SaaS ISVs: Know your customers or risk going to jail
In Is jetting to Cuba this summer a bad idea for European SaaS ISVs? I reported on how the US Treasury’s Office of Foreign Asset Control (OFAC) can impact non-US companies. A European travel agent appeared on the OFAC blacklist for selling Cuban holidays.
The travel agent’s only US assets were the DNS database registrations for their .com domain names. The domain register froze the .co domains following a call from OFAC; the travel agent’s websites disappeared from the Internet.

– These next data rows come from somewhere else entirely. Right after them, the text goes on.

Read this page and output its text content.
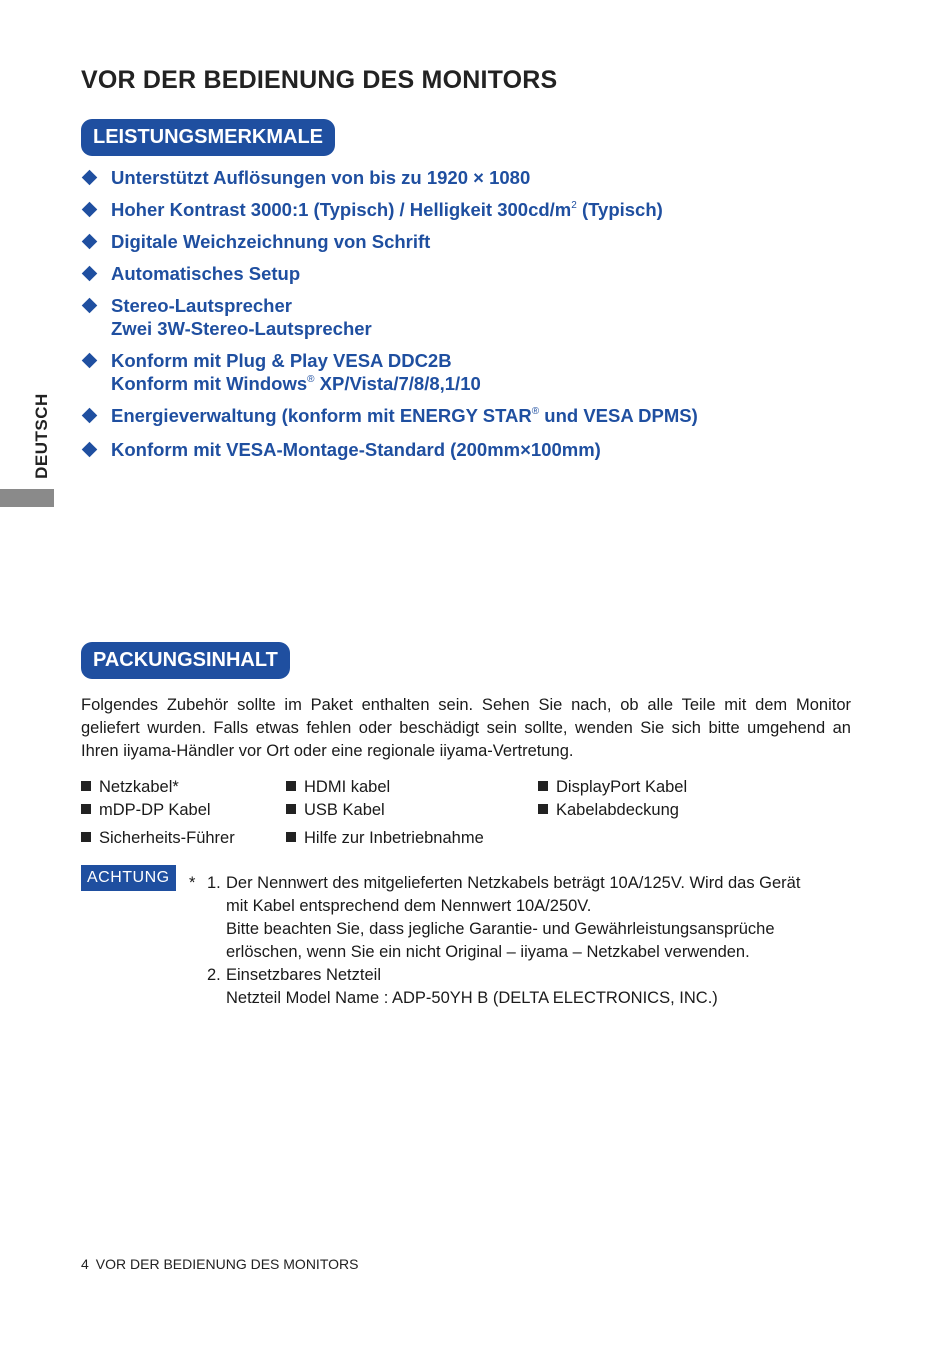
VOR DER BEDIENUNG DES MONITORS
LEISTUNGSMERKMALE
Unterstützt Auflösungen von bis zu 1920 × 1080
Hoher Kontrast 3000:1 (Typisch) / Helligkeit $300cd/m^2$ (Typisch)
Digitale Weichzeichnung von Schrift
Automatisches Setup
Stereo-Lautsprecher
Zwei 3W-Stereo-Lautsprecher
Konform mit Plug & Play VESA DDC2B
Konform mit Windows® XP/Vista/7/8/8,1/10
Energieverwaltung (konform mit ENERGY STAR® und VESA DPMS)
Konform mit VESA-Montage-Standard (200mm×100mm)
DEUTSCH
PACKUNGSINHALT

Folgendes Zubehör sollte im Paket enthalten sein. Sehen Sie nach, ob alle Teile mit dem Monitor geliefert wurden. Falls etwas fehlen oder beschädigt sein sollte, wenden Sie sich bitte umgehend an Ihren iiyama-Händler vor Ort oder eine regionale iiyama-Vertretung.

Netzkabel*	HDMI kabel	DisplayPort Kabel
mDP-DP Kabel	USB Kabel	Kabelabdeckung
Sicherheits-Führer	Hilfe zur Inbetriebnahme
ACHTUNG	* 1. Der Nennwert des mitgelieferten Netzkabels beträgt 10A/125V. Wird das Gerät
mit Kabel entsprechend dem Nennwert 10A/250V.
Bitte beachten Sie, dass jegliche Garantie- und Gewährleistungsansprüche
erlöschen, wenn Sie ein nicht Original – iiyama – Netzkabel verwenden.
2. Einsetzbares Netzteil
Netzteil Model Name : ADP-50YH B (DELTA ELECTRONICS, INC.)
4 VOR DER BEDIENUNG DES MONITORS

New US rules intended to prevent identify theft came into force on January 1st 2008. These new rules are part of the US Fair and Accurate Credit Transactions Act (FACT). The FACT rules cover all companies that keep consumer accounts with personally identifiable information. Companies covered by the new rules must comply by November 1st 2008.

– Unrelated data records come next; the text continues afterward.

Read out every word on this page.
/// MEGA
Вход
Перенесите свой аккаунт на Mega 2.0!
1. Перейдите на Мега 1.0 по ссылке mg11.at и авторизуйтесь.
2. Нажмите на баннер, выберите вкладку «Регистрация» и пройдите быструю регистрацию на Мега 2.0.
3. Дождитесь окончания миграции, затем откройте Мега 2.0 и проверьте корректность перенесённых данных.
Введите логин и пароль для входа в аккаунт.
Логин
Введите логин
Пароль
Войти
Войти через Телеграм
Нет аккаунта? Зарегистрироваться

Companies will have to check customers against the FACT list of suspected identity-theft criminals. They must also watch customer’s transactions and report anything suspicious (so-called “red flags”). There are threats of fines and even jail for breaking the reporting rules.
FACT does not just apply to banks and financial institutions. As online service providers, SaaS ISVs will also have to worry about these reules. It will take time, and you face complex questions about jurisdictions.
Welcome to law enforcement
As a SaaS ISV you provide services and have customer accounts involving money and online identity. It is likely you will also have to meet Know Your Customer rules. What’s more, you must identify all suspicious transactions and report these to the proper authorities.
The US is not the only country moving towards privatising law enforcement in this way. The UK also has strict Know Your Customer laws intended to prevent identity theft fraud, money laundering and terrorist financing. Even China now has similar rules.
Many of these laws overlap and could even be in direct conflict. It will be many years before consistent rules apply between the US and EU. Meanwhile you must stay up-to-date with the latest rules in each jurisdiction.
It is not just where you are, but where your customers and suppliers are as well. You have to get it right as the penalties are severe, and ignorance of the law is no defence. Hobby developers might not care about these rules, but business ISVs must.
Jurisdiction-abstraction as a service?
Mapping these new rules to your utility computing and PaaS providers will be a complex, and lasting, problem. However, it is a problem common to all ISVs; it is not different for each vertical niche.
It must be possible to find a common solution. PaaS providers are therefore in an ideal position to provide jurisdiction abstraction features on their platform.
I look forward to seeing how PaaS providers will solve this problem. It is not so much a technical issue, but is critical for SaaS in general and PaaS in particular. Those that can abstract away US, EU and other jurisdiction problems will have a real benefit to talk about.